The World Economic Forum found that overall progress toward full parity has slowed and that the global gap is still not expected to close entirely until 2154.
Global gender parity, which was rocked by labor disruptions and other aspects of the pandemic, is back to pre-Covid levels — but the gap isn’t expected to close entirely for 131 years, according to the World Economic Forum.
The international foundation released its annual Global Gender Gap Report on Tuesday, which found that the overall gender gap has narrowed by 0.3 percentage points compared to last year. But the rate of progress toward equality has slowed, and if it continues along this trajectory, the report authors expect overall worldwide gender parity won’t happen until 2154.
That’s the same year they had forecast in last year’s report — far beyond the 100 years that a pre-pandemic report had predicted.
“It’s clear that there was a massive generational loss that was created because of the pandemic and everything that followed afterwards,” said World Economic Forum Managing Director Saadia Zahidi, one of the co-authors of the report. “And now we’ve sort of stalled in terms of progress, even if some of the numbers have started to recover.”
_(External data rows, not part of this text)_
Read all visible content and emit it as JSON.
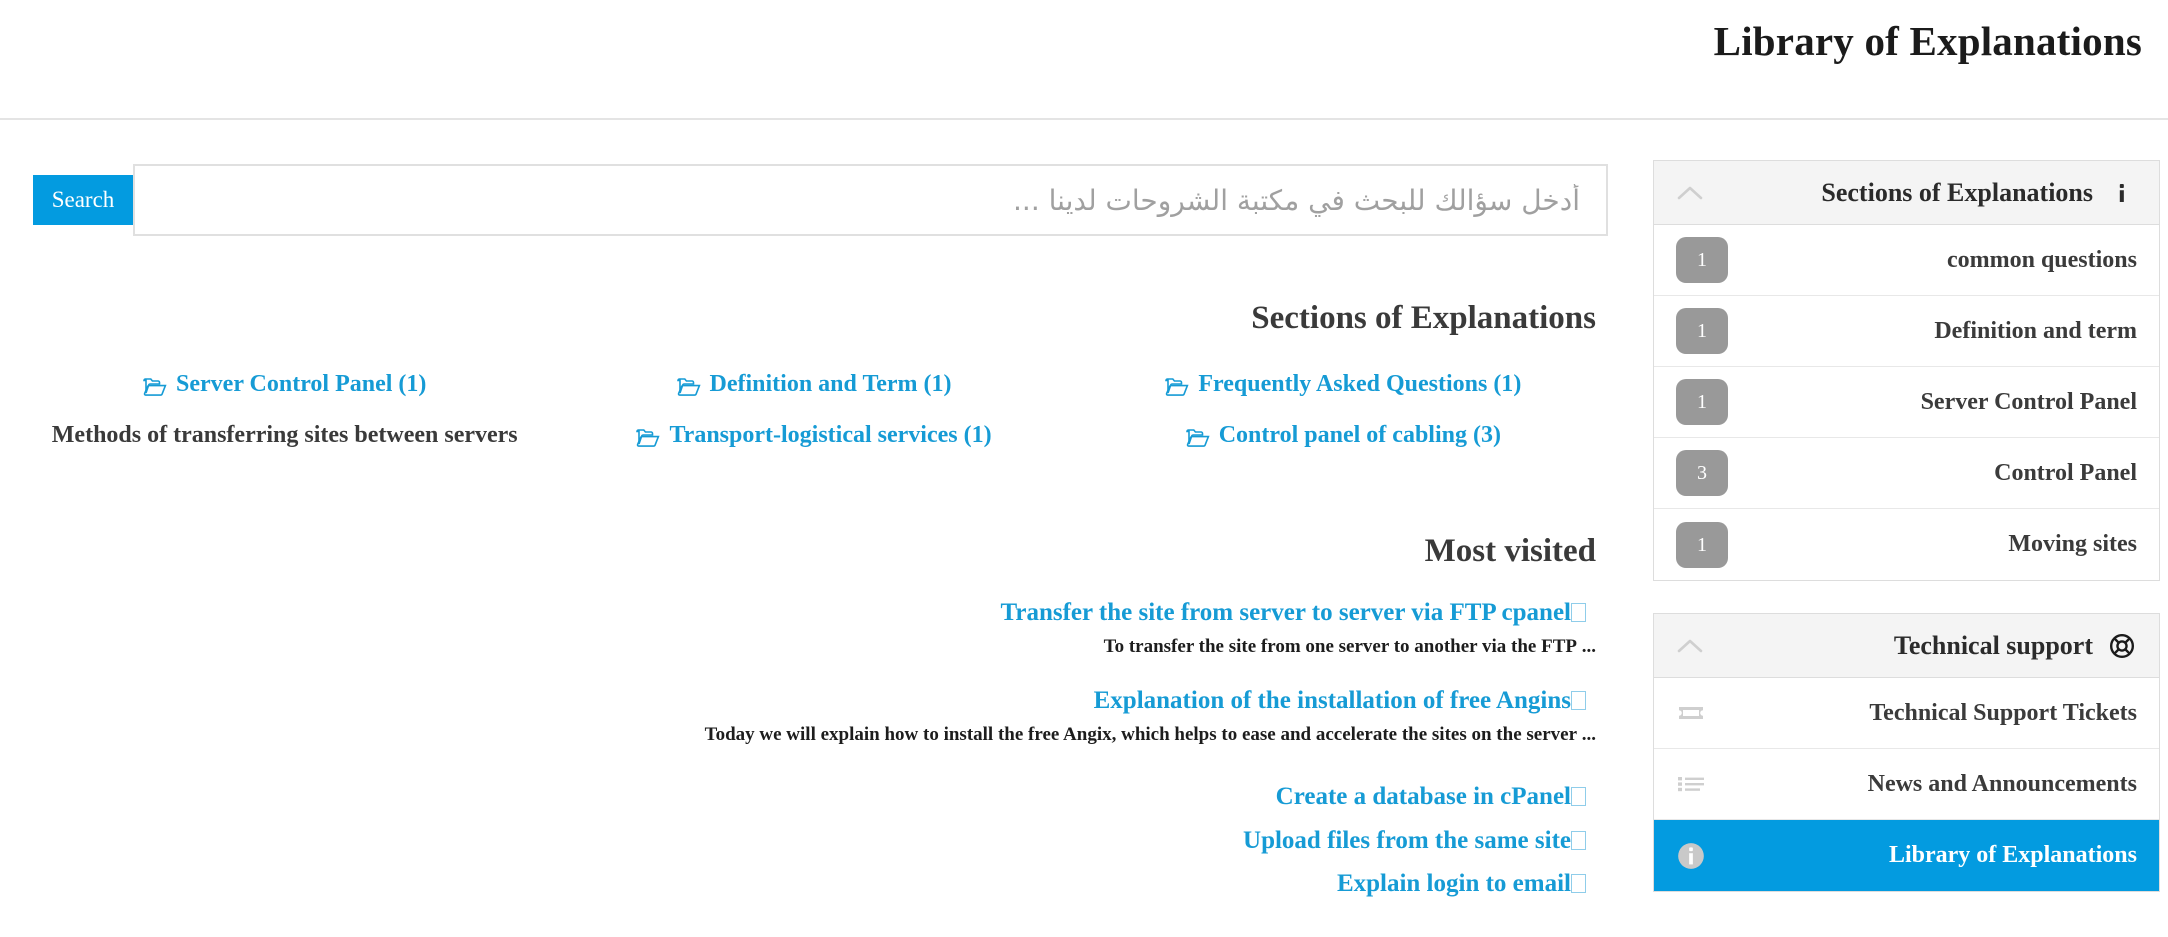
{
  "header": {
    "title": "Library of Explanations"
  },
  "search": {
    "button_label": "Search",
    "placeholder": "أدخل سؤالك للبحث في مكتبة الشروحات لدينا ...",
    "value": ""
  },
  "main": {
    "sections_heading": "Sections of Explanations",
    "sections": [
      {
        "label": "(Frequently Asked Questions (1",
        "icon": "folder-open-icon",
        "link": true
      },
      {
        "label": "(Definition and Term (1",
        "icon": "folder-open-icon",
        "link": true
      },
      {
        "label": "(Server Control Panel (1",
        "icon": "folder-open-icon",
        "link": true
      },
      {
        "label": "(Control panel of cabling (3",
        "icon": "folder-open-icon",
        "link": true
      },
      {
        "label": "(Transport-logistical services (1",
        "icon": "folder-open-icon",
        "link": true
      },
      {
        "label": "Methods of transferring sites between servers",
        "icon": "",
        "link": false
      }
    ],
    "most_visited_heading": "Most visited",
    "most_visited": [
      {
        "title": "Transfer the site from server to server via FTP cpanel",
        "icon": "missing-glyph-icon",
        "desc": "... To transfer the site from one server to another via the FTP"
      },
      {
        "title": "Explanation of the installation of free Angins",
        "icon": "missing-glyph-icon",
        "desc": "... Today we will explain how to install the free Angix, which helps to ease and accelerate the sites on the server"
      },
      {
        "title": "Create a database in cPanel",
        "icon": "missing-glyph-icon",
        "desc": ""
      },
      {
        "title": "Upload files from the same site",
        "icon": "missing-glyph-icon",
        "desc": ""
      },
      {
        "title": "Explain login to email",
        "icon": "missing-glyph-icon",
        "desc": ""
      }
    ]
  },
  "sidebar": {
    "sections_panel": {
      "title": "Sections of Explanations",
      "icon": "info-icon",
      "collapse_icon": "chevron-up-icon",
      "items": [
        {
          "label": "common questions",
          "count": "1"
        },
        {
          "label": "Definition and term",
          "count": "1"
        },
        {
          "label": "Server Control Panel",
          "count": "1"
        },
        {
          "label": "Control Panel",
          "count": "3"
        },
        {
          "label": "Moving sites",
          "count": "1"
        }
      ]
    },
    "support_panel": {
      "title": "Technical support",
      "icon": "life-ring-icon",
      "collapse_icon": "chevron-up-icon",
      "items": [
        {
          "label": "Technical Support Tickets",
          "icon": "ticket-icon",
          "active": false
        },
        {
          "label": "News and Announcements",
          "icon": "list-icon",
          "active": false
        },
        {
          "label": "Library of Explanations",
          "icon": "info-circle-icon",
          "active": true
        }
      ]
    }
  },
  "colors": {
    "accent": "#039BE0",
    "link": "#169BD5",
    "badge": "#999999",
    "panel_header_bg": "#f4f4f4",
    "text_dark": "#3a3a3a"
  }
}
The report ranked the United States 43rd among 146 countries examined, compared to 27th last year on its global gender parity index. The rankings were determined based on gaps in four main areas: work, education, health and political leadership.
2023 gender parity rank changes
The U.S. saw one of the largest one-year declines in its gender parity ranking, which measures gender equity in several areas. The lower the ranking the more equitable the country.
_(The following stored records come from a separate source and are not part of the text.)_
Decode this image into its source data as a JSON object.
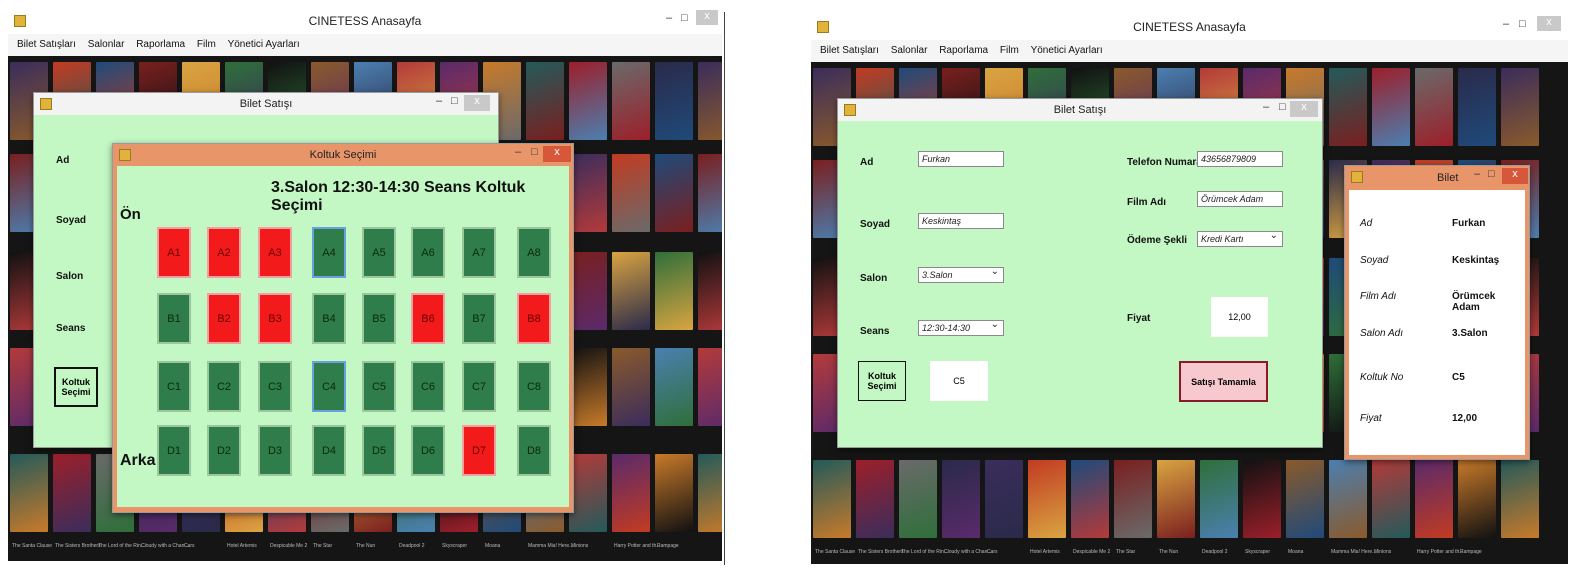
{
  "app_title": "CINETESS Anasayfa",
  "menu": [
    "Bilet Satışları",
    "Salonlar",
    "Raporlama",
    "Film",
    "Yönetici Ayarları"
  ],
  "left": {
    "bilet_window_title": "Bilet Satışı",
    "labels": {
      "ad": "Ad",
      "soyad": "Soyad",
      "salon": "Salon",
      "seans": "Seans"
    },
    "koltuk_button": "Koltuk\nSeçimi",
    "seat_window": {
      "title": "Koltuk Seçimi",
      "heading": "3.Salon 12:30-14:30 Seans Koltuk Seçimi",
      "front_label": "Ön",
      "back_label": "Arka",
      "rows": [
        {
          "row": "A",
          "seats": [
            {
              "id": "A1",
              "status": "taken"
            },
            {
              "id": "A2",
              "status": "taken"
            },
            {
              "id": "A3",
              "status": "taken"
            },
            {
              "id": "A4",
              "status": "free"
            },
            {
              "id": "A5",
              "status": "free"
            },
            {
              "id": "A6",
              "status": "free"
            },
            {
              "id": "A7",
              "status": "free"
            },
            {
              "id": "A8",
              "status": "free"
            }
          ]
        },
        {
          "row": "B",
          "seats": [
            {
              "id": "B1",
              "status": "free"
            },
            {
              "id": "B2",
              "status": "taken"
            },
            {
              "id": "B3",
              "status": "taken"
            },
            {
              "id": "B4",
              "status": "free"
            },
            {
              "id": "B5",
              "status": "free"
            },
            {
              "id": "B6",
              "status": "taken"
            },
            {
              "id": "B7",
              "status": "free"
            },
            {
              "id": "B8",
              "status": "taken"
            }
          ]
        },
        {
          "row": "C",
          "seats": [
            {
              "id": "C1",
              "status": "free"
            },
            {
              "id": "C2",
              "status": "free"
            },
            {
              "id": "C3",
              "status": "free"
            },
            {
              "id": "C4",
              "status": "free"
            },
            {
              "id": "C5",
              "status": "free"
            },
            {
              "id": "C6",
              "status": "free"
            },
            {
              "id": "C7",
              "status": "free"
            },
            {
              "id": "C8",
              "status": "free"
            }
          ]
        },
        {
          "row": "D",
          "seats": [
            {
              "id": "D1",
              "status": "free"
            },
            {
              "id": "D2",
              "status": "free"
            },
            {
              "id": "D3",
              "status": "free"
            },
            {
              "id": "D4",
              "status": "free"
            },
            {
              "id": "D5",
              "status": "free"
            },
            {
              "id": "D6",
              "status": "free"
            },
            {
              "id": "D7",
              "status": "taken"
            },
            {
              "id": "D8",
              "status": "free"
            }
          ]
        }
      ]
    },
    "poster_titles_bottom": [
      "The Santa Clause",
      "The Sisters Brothers",
      "The Lord of the Rin...",
      "Cloudy with a Chan...",
      "Cars",
      "Hotel Artemis",
      "Despicable Me 2",
      "The Star",
      "The Nun",
      "Deadpool 2",
      "Skyscraper",
      "Moana",
      "Mamma Mia! Here...",
      "Minions",
      "Harry Potter and th...",
      "Rampage"
    ]
  },
  "right": {
    "bilet_window_title": "Bilet Satışı",
    "labels": {
      "ad": "Ad",
      "soyad": "Soyad",
      "salon": "Salon",
      "seans": "Seans",
      "telefon": "Telefon Numarası",
      "film_adi": "Film Adı",
      "odeme": "Ödeme Şekli",
      "fiyat": "Fiyat"
    },
    "values": {
      "ad": "Furkan",
      "soyad": "Keskintaş",
      "salon": "3.Salon",
      "seans": "12:30-14:30",
      "telefon": "43656879809",
      "film_adi": "Örümcek Adam",
      "odeme": "Kredi Kartı",
      "fiyat": "12,00",
      "koltuk": "C5"
    },
    "koltuk_button": "Koltuk\nSeçimi",
    "complete_button": "Satışı Tamamla",
    "ticket": {
      "title": "Bilet",
      "rows": [
        {
          "label": "Ad",
          "value": "Furkan"
        },
        {
          "label": "Soyad",
          "value": "Keskintaş"
        },
        {
          "label": "Film Adı",
          "value": "Örümcek Adam"
        },
        {
          "label": "Salon Adı",
          "value": "3.Salon"
        },
        {
          "label": "Koltuk No",
          "value": "C5"
        },
        {
          "label": "Fiyat",
          "value": "12,00"
        }
      ]
    }
  },
  "window_controls": {
    "minimize": "–",
    "maximize": "□",
    "close": "x"
  },
  "colors": {
    "form_bg": "#c3f7c3",
    "seat_free": "#2e7d4a",
    "seat_taken": "#f21a1a",
    "titlebar_orange": "#e8956a"
  }
}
About 29% of U.S. congressional seats are held by women — a record high for this country. But the World Economic Forum ranking this year took into account women in the equivalent of both parliamentary as well as ministerial positions and heads of state. That played an outsize role in the drop in ranking for the U.S.
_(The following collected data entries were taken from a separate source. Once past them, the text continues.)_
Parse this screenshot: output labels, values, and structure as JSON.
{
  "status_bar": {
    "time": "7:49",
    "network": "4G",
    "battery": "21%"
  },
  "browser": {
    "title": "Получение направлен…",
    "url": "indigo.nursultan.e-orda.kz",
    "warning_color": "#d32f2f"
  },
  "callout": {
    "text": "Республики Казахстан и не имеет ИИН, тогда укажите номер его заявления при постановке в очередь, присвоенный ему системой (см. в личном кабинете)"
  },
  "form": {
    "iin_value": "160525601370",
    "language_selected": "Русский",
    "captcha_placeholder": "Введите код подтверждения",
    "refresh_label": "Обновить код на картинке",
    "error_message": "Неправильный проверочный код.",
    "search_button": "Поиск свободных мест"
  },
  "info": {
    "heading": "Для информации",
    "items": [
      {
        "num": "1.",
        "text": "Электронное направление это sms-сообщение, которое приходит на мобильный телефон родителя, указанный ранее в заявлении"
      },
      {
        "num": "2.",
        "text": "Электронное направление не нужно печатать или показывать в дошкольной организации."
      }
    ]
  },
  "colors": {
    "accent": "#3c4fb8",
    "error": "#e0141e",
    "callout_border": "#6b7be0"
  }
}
“It’s mostly the technical aspect, combined with the fact that there hasn’t been much progress in the other areas,” Zahidi said.
Iceland — which has taken the lead in closing the gender wage gap and has had multiple female leaders — was given the title of most gender-equal country in the world for the 14th consecutive year.
“It’s not just because other countries haven’t progressed too much. Iceland has essentially consistently challenged itself, and in the last decade or so, has sort of outperformed itself,” Zahidi said, adding that at one point, Iceland was the only country to have closed more than 80% of the gender gap and now is the only country to have closed more than 90% of the gender gap.
All countries in the top nine spots this year had closed at least 80% of their gap. After Iceland, the highest-ranked countries were Norway, Finland, New Zealand and Sweden.
No country has yet reached full gender parity — showing "there is still much work to do," said Sue Duke, the head of global public policy at LinkedIn, which provided data for the World Economic Forum's analysis.
She said there are a number of steps businesses can take to break down systemic barriers faced by women in employment arenas, including incorporating inclusive hiring practices and providing flexibility to all workers so women are not always the ones bearing caregiving responsibilities.
In last place on the global index was Afghanistan, a country that the United Nations has deemed the most repressive for women and girls following the Taliban takeover.
By region, Europe overtook North America as having the highest gender parity at 76.3%, while North America ranked second with 75% of the gap closed. The Middle East and North Africa comprised the region furthest from achieving parity.
Since the first edition of the gender gap report was published in 2006, parity has advanced by only 4.1 percentage points. But there was promising news: Of the 146 countries indexed, 117 have now closed at least 95% of the education gap.
The report’s authors urged “renewed and concerted action” to address gender inequality.
“Accelerating progress towards gender parity will not only improve outcomes for women and girls but benefit economies and societies more widely,” the report said.